TOP STORY > >Beebe aldermen visit new shelter
Leader staff writer
The Beebe City Council went to the dogs Monday night.
The mayor, aldermen, other elected officials and employees began the evening with a tour of the new city animal shelter at 1401 E. Center St. before heading to city hall.
After visiting the animal shelter, Alderman Harold Welch said, “It is an asset for Beebe to have the animal shelter to house dogs. It is a really nice facility.”
“It was the nicest thing that Beebe has done for people who especially love animals. It is nice,” Alderman Becky Short said.
According to city clerk-treasurer Carol Crump-Westergren, the city has spent approximately $169,000 to build the animal shelter through February.
Beebe was awarded a $20,000 General Improvement Fund grant from the state in 2008 to build the shelter.
A ribbon cutting and open house for the animal shelter is set for 11 a.m. to 2 p.m. Saturday, April 17.
Beebe resident Annieta Mann asked for the city to consider amending the city ordinance banning the selling, trading or giving away of dogs at the flea market.
She wanted the city to allow registered dogs with papers to be sold or traded.
Mann said people have sold dogs at the flea market since April 1966. People arrive Saturday at 3 a.m. and stay until 2 p.m.
Dogs sold at the flea market sell from $500 to $1,500. Hunters from as far away as Malvern and Cave City come to Beebe to trade hounds and blue-tick heelers.
“It is a viable source to trade dogs and goods,” Mann said.
“We have no control of people dumping animals days before Saturday,” she continued.
She said abandoned dogs dropped off along the highway wind up at the flea market looking for food.
Mann said the dog traders could work together to self-police the selling and trading of dogs.
She said sellers would need to have health records for the dogs, along with the name and the address of the seller. They should be held accountable for knowing when and how many dogs were sold, she said.
Mayor Mike Robertson said the people who bring boxes filled with free puppies to flea markets are the main problem, not traders or sellers.
Mann asked if there was another way to work with the city other than giving out summonses and stopping the selling and trading of dogs.
The mayor and the city council decided to see how the self-policing of the dog trading and selling worked out before making a formal change.

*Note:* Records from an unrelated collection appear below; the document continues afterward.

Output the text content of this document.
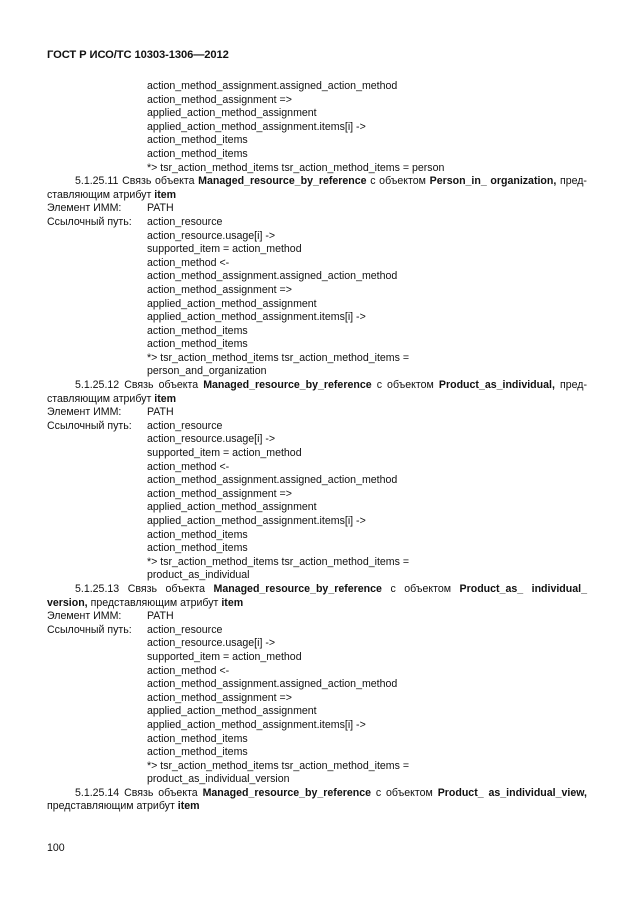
ГОСТ Р ИСО/ТС 10303-1306—2012
action_method_assignment.assigned_action_method
action_method_assignment =>
applied_action_method_assignment
applied_action_method_assignment.items[i] ->
action_method_items
action_method_items
*> tsr_action_method_items tsr_action_method_items = person
5.1.25.11 Связь объекта Managed_resource_by_reference с объектом Person_in_ organization, пред-ставляющим атрибут item
Элемент ИММ:	PATH
Ссылочный путь:	action_resource
action_resource.usage[i] ->
supported_item = action_method
action_method <-
action_method_assignment.assigned_action_method
action_method_assignment =>
applied_action_method_assignment
applied_action_method_assignment.items[i] ->
action_method_items
action_method_items
*> tsr_action_method_items tsr_action_method_items =
person_and_organization
5.1.25.12 Связь объекта Managed_resource_by_reference с объектом Product_as_individual, пред-ставляющим атрибут item
Элемент ИММ:	PATH
Ссылочный путь:	action_resource
action_resource.usage[i] ->
supported_item = action_method
action_method <-
action_method_assignment.assigned_action_method
action_method_assignment =>
applied_action_method_assignment
applied_action_method_assignment.items[i] ->
action_method_items
action_method_items
*> tsr_action_method_items tsr_action_method_items =
product_as_individual
5.1.25.13 Связь объекта Managed_resource_by_reference с объектом Product_as_ individual_ version, представляющим атрибут item
Элемент ИММ:	PATH
Ссылочный путь:	action_resource
action_resource.usage[i] ->
supported_item = action_method
action_method <-
action_method_assignment.assigned_action_method
action_method_assignment =>
applied_action_method_assignment
applied_action_method_assignment.items[i] ->
action_method_items
action_method_items
*> tsr_action_method_items tsr_action_method_items =
product_as_individual_version
5.1.25.14 Связь объекта Managed_resource_by_reference с объектом Product_ as_individual_view, представляющим атрибут item
100
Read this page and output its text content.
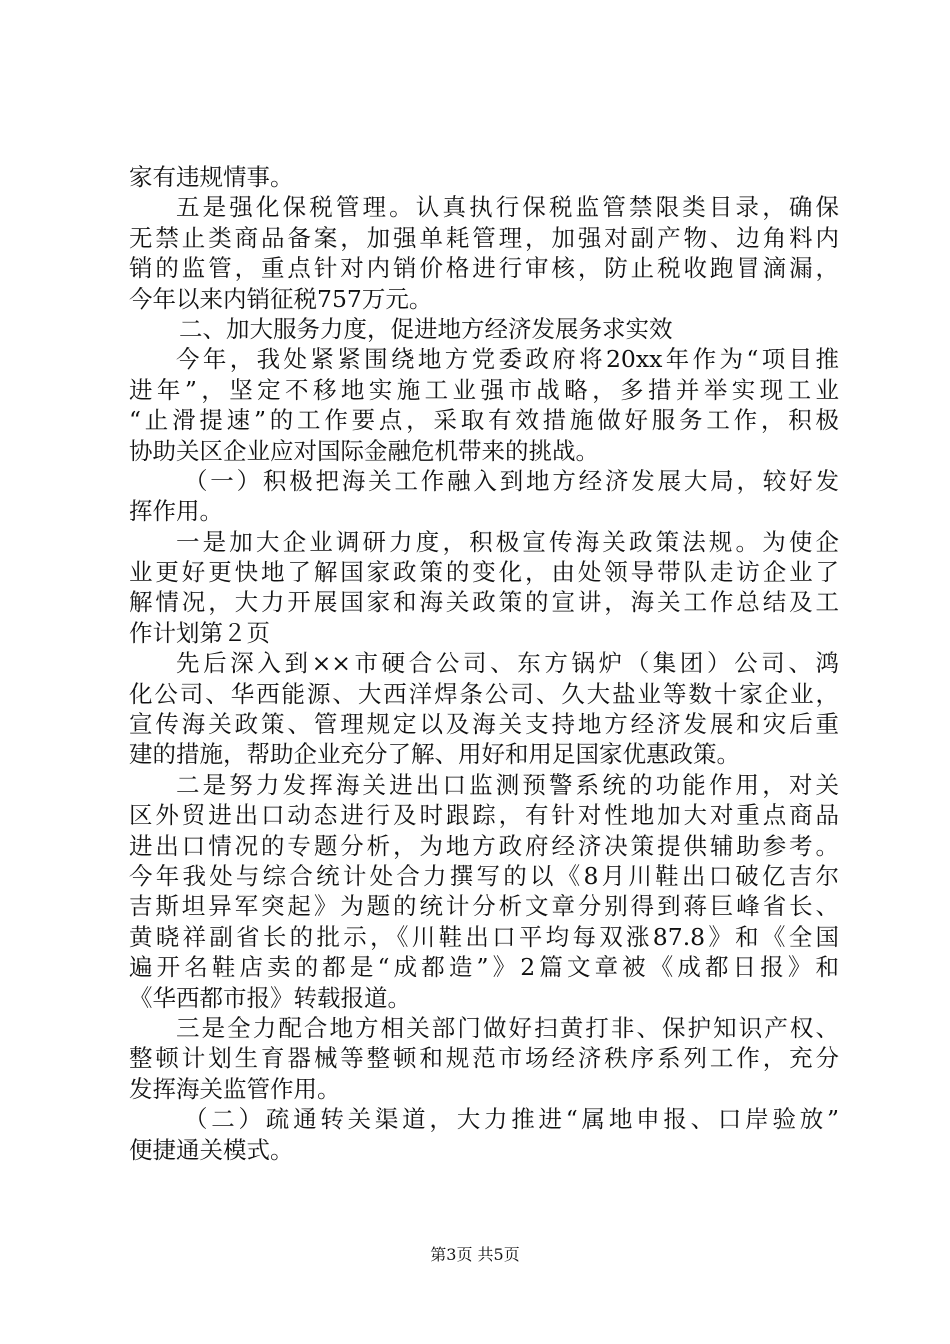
家有违规情事。
五是强化保税管理。认真执行保税监管禁限类目录，确保
无禁止类商品备案，加强单耗管理，加强对副产物、边角料内
销的监管，重点针对内销价格进行审核，防止税收跑冒滴漏，
今年以来内销征税757万元。
二、加大服务力度，促进地方经济发展务求实效
今年，我处紧紧围绕地方党委政府将20xx年作为“项目推
进年”，坚定不移地实施工业强市战略，多措并举实现工业
“止滑提速”的工作要点，采取有效措施做好服务工作，积极
协助关区企业应对国际金融危机带来的挑战。
（一）积极把海关工作融入到地方经济发展大局，较好发
挥作用。
一是加大企业调研力度，积极宣传海关政策法规。为使企
业更好更快地了解国家政策的变化，由处领导带队走访企业了
解情况，大力开展国家和海关政策的宣讲，海关工作总结及工
作计划第２页
先后深入到××市硬合公司、东方锅炉（集团）公司、鸿
化公司、华西能源、大西洋焊条公司、久大盐业等数十家企业，
宣传海关政策、管理规定以及海关支持地方经济发展和灾后重
建的措施，帮助企业充分了解、用好和用足国家优惠政策。
二是努力发挥海关进出口监测预警系统的功能作用，对关
区外贸进出口动态进行及时跟踪，有针对性地加大对重点商品
进出口情况的专题分析，为地方政府经济决策提供辅助参考。
今年我处与综合统计处合力撰写的以《8月川鞋出口破亿吉尔
吉斯坦异军突起》为题的统计分析文章分别得到蒋巨峰省长、
黄晓祥副省长的批示，《川鞋出口平均每双涨87.8》和《全国
遍开名鞋店卖的都是“成都造”》2篇文章被《成都日报》和
《华西都市报》转载报道。
三是全力配合地方相关部门做好扫黄打非、保护知识产权、
整顿计划生育器械等整顿和规范市场经济秩序系列工作，充分
发挥海关监管作用。
（二）疏通转关渠道，大力推进“属地申报、口岸验放”
便捷通关模式。
第3页 共5页
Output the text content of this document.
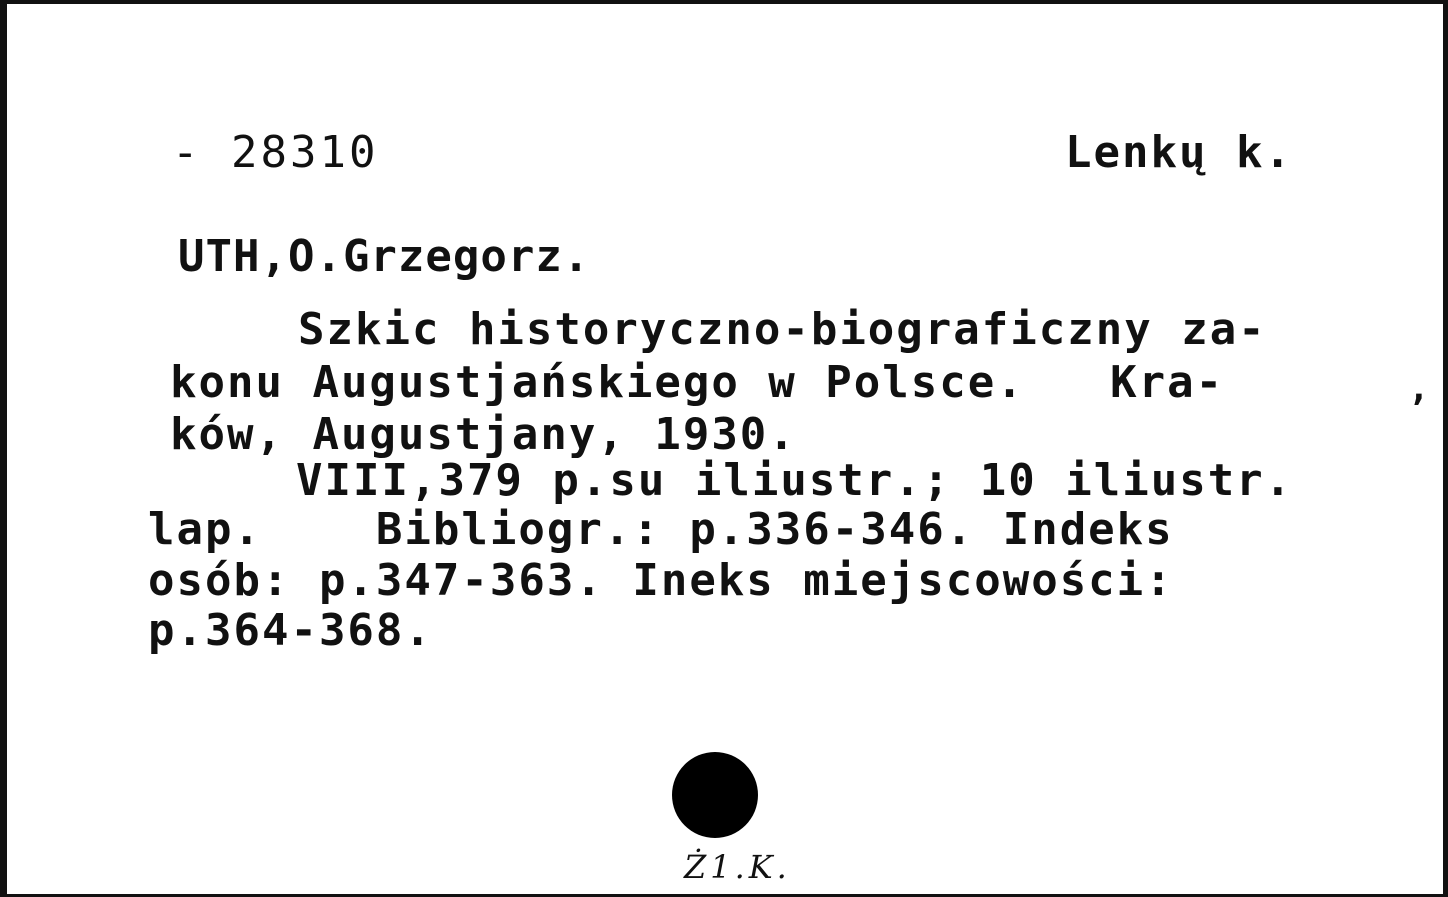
- 28310	Lenkų k.
UTH,O.Grzegorz.
Szkic historyczno-biograficzny za-
konu Augustjańskiego w Polsce.   Kra-
ków, Augustjany, 1930.
,
VIII,379 p.su iliustr.; 10 iliustr.
lap.    Bibliogr.: p.336-346. Indeks
osób: p.347-363. Ineks miejscowości:
p.364-368.
Ż1.K.
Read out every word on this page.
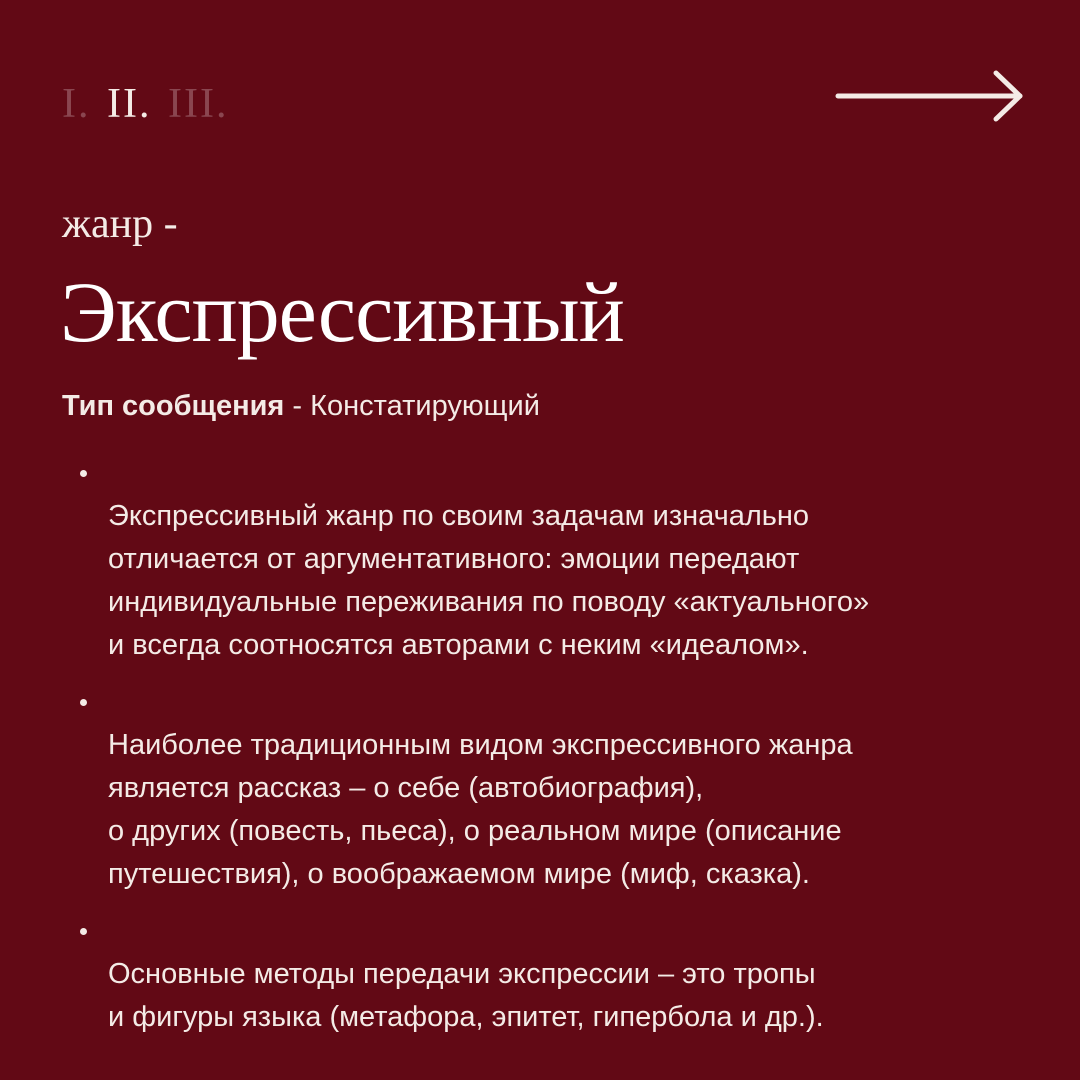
I. II. III.
жанр -
Экспрессивный
Тип сообщения - Констатирующий

Экспрессивный жанр по своим задачам изначально
отличается от аргументативного: эмоции передают
индивидуальные переживания по поводу «актуального»
и всегда соотносятся авторами с неким «идеалом».

Наиболее традиционным видом экспрессивного жанра
является рассказ – о себе (автобиография),
о других (повесть, пьеса), о реальном мире (описание
путешествия), о воображаемом мире (миф, сказка).

Основные методы передачи экспрессии – это тропы
и фигуры языка (метафора, эпитет, гипербола и др.).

The council heard ways to find homes for dogs at the shelter. They learned about the adoption rates, policies and fees and how to adopt dogs at the Cabot and Sherwood animal shelters.
Robertson spoke about using the work-release program to help with cleaning at the animal shelter.
He would like to add Saturdays and Sundays to the work-release schedule for people to work off community service hours.
The animal shelter has 35 indoor pens and 35 outdoor pens.
Roberstson also noted that the Beebe Spring Cleanup will be held April 12 to 24.
On those days, residents and businesses can bring trash and debris to the dumpster at the city shop at no charge from 9 a.m. to 4 p.m. Monday through Saturday during the cleanup.
Street department superintendent Milton McCullar said the spring cleanup is not a curbside pickup service.
No tires, roofing materials or liquid paint are allowed to be dropped off.